La première propose une logorrhée constante. Pas plus – mais pas moins, « pas mieux, pas pis » – que le lecteur, elle ne semble comprendre la structure de la pensée qu’elle exprime. (Et pour quiconque veut recevoir une leçon de comédie, un coup d’œil à l’interprétation de Madeleine Renaud s’impose.) Les répliques du second dépassent rarement le monosyllabe, en-dehors de quelques passages lus. La langue de ce théâtre de l’absurde-là cause de gros problèmes d’articulation – son et pensée.

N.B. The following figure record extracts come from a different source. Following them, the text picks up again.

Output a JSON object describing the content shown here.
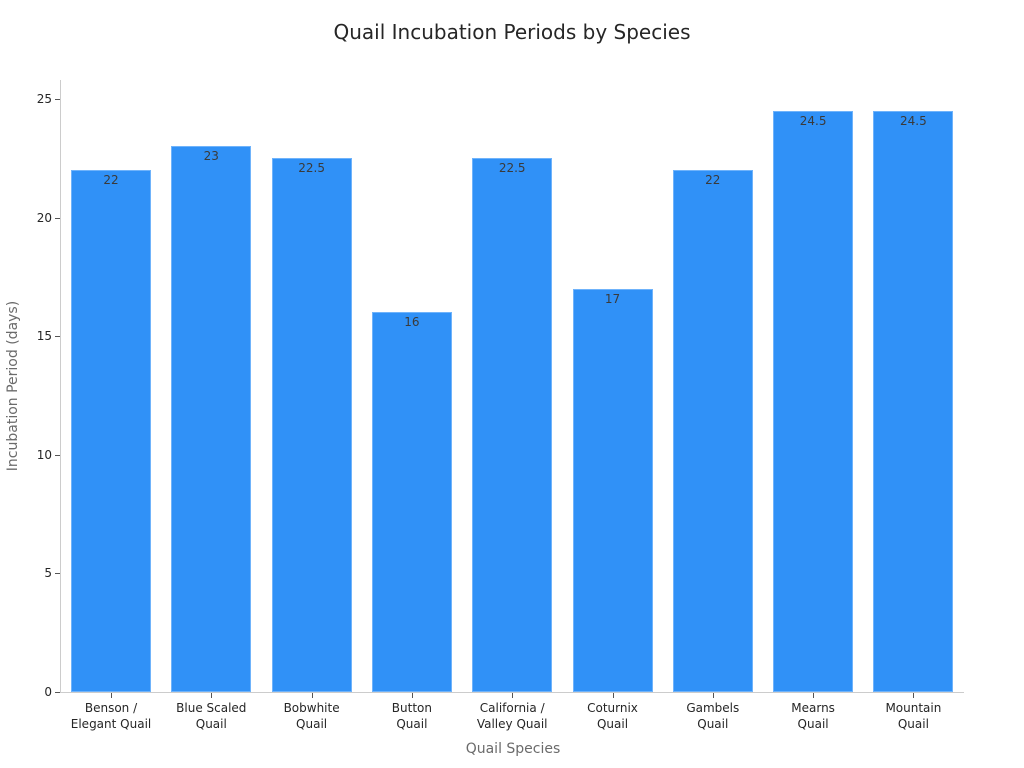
{
  "chart_data": {
    "type": "bar",
    "title": "Quail Incubation Periods by Species",
    "xlabel": "Quail Species",
    "ylabel": "Incubation Period (days)",
    "categories": [
      "Benson /\nElegant Quail",
      "Blue Scaled\nQuail",
      "Bobwhite\nQuail",
      "Button\nQuail",
      "California /\nValley Quail",
      "Coturnix\nQuail",
      "Gambels\nQuail",
      "Mearns\nQuail",
      "Mountain\nQuail"
    ],
    "values": [
      22,
      23,
      22.5,
      16,
      22.5,
      17,
      22,
      24.5,
      24.5
    ],
    "value_labels": [
      "22",
      "23",
      "22.5",
      "16",
      "22.5",
      "17",
      "22",
      "24.5",
      "24.5"
    ],
    "ylim": [
      0,
      25.8
    ],
    "yticks": [
      0,
      5,
      10,
      15,
      20,
      25
    ],
    "ytick_labels": [
      "0",
      "5",
      "10",
      "15",
      "20",
      "25"
    ],
    "grid": false,
    "legend": null,
    "bar_color": "#3091f7"
  }
}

Et puis – « ça qui est merveilleux » ! – au milieu de toute cette parole en décomposition, quelques instants de grâce. Deux époux qui rient ensemble. Des bribes de souvenirs des « beaux jours » d’autrefois. « (Expression heureuse.) » Et l’ascension finale de Willie, peut-être l’un des plus beaux témoignages d’amour du répertoire du XXe siècle. On néglige l’humour de Beckett, voire sa gaieté : jeux de mots, rapprochement incongrus, quelquefois joie toujours sincère des personnages.
On pourrait aussi croire que dans la soupe de langage que constitue Oh les beaux jours surnagent quelques paroles de lucidité personnelle : « Je n’ai pas perdu la raison. (Un temps.) Pas encore. (Un temps.) Pas toute. (Un temps.) » (Winnie, II, p. 65) ou de vérité en lettres d’or : « il ne se passe pas de jour – (sourire) – le vieux style ! – (fin du sourire) – presque pas, sans quelque enrichissement du savoir » (Winnie, I, p. 23). En vérité, c’est l’ensemble – soupe verbale + gestes entravés + décor nu… – qui met en scène la pauvreté de la condition humaine, dans ce qui est probablement la plus drôle des illustrations du divertissement pascalien.
Du reste, les personnages savent que leur langage n’est qu’un pis-aller, ce dont Willie semble avoir pris son parti, et ce que Winnie exprime clairement : « Oh sans doute des temps viendront où je ne pourrai ajouter un mot sans l’assurance que tu as entendu le dernier et puis d’autres sans doute d’autres temps où je devrai apprendre à parler toute seule chose que je n’ai jamais pu supporter un tel désert. » (Winnie, I, p. 33-34).
Le nombre de répliques où Winnie parle des mots est remarquable… C’est étrange, n’est-ce pas, de dire avec des mots que « Les mots vous lâchent, il est des moments où même eux vous lâchent » (Winnie, p. 30) ? Oui, mais « non, ici tout est étrange » (p. 48 et p. 51). Car la véritable pure communication entre les deux personnages viendra tardivement, sans passer par la parole : un jeu de regards, une esquisse de geste tendre et une mélodie.